The aide claims that Mbagaya sacked him for receiving Sh10 million from David Barno Some, a director of Keibukwo Investment.

In 2015 Some allegedly approached Mbagaya and another commissioner to acquire the lease of Caxton House on Kenyatta Avenue which due for renewal and which belonged to Sayani Investments. In exchange Some was to pay Sh10 million.

“Some handed us the box with the cash which we took to the car owned and driven by another commissioner. The commissioner was to deliver the same to Mrs Mbagaya. I declined the offer to board the same car as I had class,” the aide said in his affidavit.

In the evening Mbagaya allegedly called him and complained that Sh2 million was missing.

“There was suspicion that I might have pinched part of the bounty. She wanted an explanation. I contacted Some and conveyed the message but he told me he had hived the money,” the statement reads.

Some demanded his money back after the deal did not go through and stormed Mbagaya's office several times last year and this year.

Some has been unavailable for comment this week.

Sayani Investments are presently in court trying to block the transfer of Caxton House to Sadhani Ltd and Keibukwo Investment.

Mbagaya turned the aide out of her office and tried to get him sacked from the National Police Service, the aide claimed in his affidavit.

“I discharged my bodyguard in early July. We have been with him since 2013. I did so after I received complaints that he had stopped being my bodyguard and transformed himself into my PA handling letters. I also had issues of fraud and extortion against him,” Mbagaya said this week.
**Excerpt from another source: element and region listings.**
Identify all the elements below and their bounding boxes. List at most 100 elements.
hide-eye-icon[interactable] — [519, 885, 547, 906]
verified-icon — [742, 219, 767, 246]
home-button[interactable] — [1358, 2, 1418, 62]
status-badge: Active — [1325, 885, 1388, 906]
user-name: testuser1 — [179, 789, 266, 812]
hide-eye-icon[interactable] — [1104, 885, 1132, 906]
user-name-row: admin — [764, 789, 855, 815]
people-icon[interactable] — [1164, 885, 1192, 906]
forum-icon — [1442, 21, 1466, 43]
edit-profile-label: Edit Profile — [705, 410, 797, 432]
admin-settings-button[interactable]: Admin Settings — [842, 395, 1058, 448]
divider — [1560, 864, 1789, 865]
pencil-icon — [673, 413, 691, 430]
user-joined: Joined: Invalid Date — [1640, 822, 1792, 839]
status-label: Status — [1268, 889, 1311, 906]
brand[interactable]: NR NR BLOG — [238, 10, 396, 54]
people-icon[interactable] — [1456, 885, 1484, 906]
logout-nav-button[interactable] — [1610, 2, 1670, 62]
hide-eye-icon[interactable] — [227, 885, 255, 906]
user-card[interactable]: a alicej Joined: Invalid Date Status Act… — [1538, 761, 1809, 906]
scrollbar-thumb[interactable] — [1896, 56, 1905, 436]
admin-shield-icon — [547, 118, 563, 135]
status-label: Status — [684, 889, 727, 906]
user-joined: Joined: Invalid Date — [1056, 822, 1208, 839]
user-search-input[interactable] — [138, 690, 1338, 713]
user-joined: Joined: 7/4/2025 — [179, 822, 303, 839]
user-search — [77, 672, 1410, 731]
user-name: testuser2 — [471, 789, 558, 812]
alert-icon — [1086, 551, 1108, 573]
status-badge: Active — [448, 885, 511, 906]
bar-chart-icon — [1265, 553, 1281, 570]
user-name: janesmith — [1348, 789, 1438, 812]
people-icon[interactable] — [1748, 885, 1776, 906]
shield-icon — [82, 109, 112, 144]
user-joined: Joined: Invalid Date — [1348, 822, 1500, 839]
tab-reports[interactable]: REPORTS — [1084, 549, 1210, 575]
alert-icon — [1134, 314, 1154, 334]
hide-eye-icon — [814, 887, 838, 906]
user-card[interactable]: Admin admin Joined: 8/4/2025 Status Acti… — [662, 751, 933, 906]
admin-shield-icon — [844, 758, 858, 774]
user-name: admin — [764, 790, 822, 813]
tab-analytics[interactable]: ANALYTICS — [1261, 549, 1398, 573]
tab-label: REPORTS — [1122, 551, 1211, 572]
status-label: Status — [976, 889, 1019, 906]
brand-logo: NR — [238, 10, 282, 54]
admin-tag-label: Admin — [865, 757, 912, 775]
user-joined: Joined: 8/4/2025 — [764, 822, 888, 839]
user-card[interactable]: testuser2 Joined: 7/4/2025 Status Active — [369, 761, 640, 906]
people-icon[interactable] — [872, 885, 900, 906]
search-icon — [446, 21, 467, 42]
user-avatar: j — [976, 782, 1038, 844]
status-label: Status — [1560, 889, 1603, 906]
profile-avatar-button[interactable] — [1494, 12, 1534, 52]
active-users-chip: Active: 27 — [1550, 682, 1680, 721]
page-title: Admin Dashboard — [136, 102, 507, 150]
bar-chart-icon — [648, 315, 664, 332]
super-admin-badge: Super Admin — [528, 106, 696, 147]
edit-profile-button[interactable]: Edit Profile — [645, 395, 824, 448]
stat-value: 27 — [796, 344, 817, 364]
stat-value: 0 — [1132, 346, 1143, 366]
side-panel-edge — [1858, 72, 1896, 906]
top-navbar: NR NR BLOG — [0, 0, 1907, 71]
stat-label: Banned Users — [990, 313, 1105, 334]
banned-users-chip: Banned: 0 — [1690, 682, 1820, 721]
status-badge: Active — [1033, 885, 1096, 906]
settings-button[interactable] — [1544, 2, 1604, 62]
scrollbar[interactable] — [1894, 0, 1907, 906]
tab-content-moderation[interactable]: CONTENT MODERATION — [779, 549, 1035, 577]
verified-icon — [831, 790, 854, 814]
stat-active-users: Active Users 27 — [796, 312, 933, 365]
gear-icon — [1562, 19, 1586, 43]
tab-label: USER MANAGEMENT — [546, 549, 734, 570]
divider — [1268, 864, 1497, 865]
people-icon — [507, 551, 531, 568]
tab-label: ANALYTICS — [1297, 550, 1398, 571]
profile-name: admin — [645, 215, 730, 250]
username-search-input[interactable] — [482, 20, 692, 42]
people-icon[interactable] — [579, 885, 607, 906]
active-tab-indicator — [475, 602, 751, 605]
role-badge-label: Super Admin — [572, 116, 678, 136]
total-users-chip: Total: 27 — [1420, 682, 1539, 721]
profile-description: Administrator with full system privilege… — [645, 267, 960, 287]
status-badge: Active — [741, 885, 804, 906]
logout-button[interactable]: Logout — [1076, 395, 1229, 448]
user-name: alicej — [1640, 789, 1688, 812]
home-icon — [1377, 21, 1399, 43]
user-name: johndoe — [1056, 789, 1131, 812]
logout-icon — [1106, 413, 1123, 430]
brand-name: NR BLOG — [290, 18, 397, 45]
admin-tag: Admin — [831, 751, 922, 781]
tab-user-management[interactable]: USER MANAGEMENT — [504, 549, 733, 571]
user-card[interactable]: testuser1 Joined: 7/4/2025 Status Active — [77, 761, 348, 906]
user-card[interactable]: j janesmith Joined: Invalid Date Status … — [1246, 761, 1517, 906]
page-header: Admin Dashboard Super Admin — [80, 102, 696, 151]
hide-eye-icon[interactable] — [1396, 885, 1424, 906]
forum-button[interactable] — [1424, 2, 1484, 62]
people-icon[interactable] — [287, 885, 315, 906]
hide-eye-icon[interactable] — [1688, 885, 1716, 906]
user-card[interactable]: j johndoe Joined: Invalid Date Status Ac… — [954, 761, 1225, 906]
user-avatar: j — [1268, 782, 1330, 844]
“What could I do to such a person, someone with a gun? I have no dispute with him. But I understand he has been picked up by people who are fighting me. They have hired a lawyer for him and given him money to fight me. We know those who are meeting him in his house to write negative statements about me,” she added.

Mbagaya was non-committal about whether the NLC commissioners would

resign as demanded by civil society.

“We serve at the public pleasure, and our term is coming to an end. But these things are hurting us. I read just intimidation,” she said.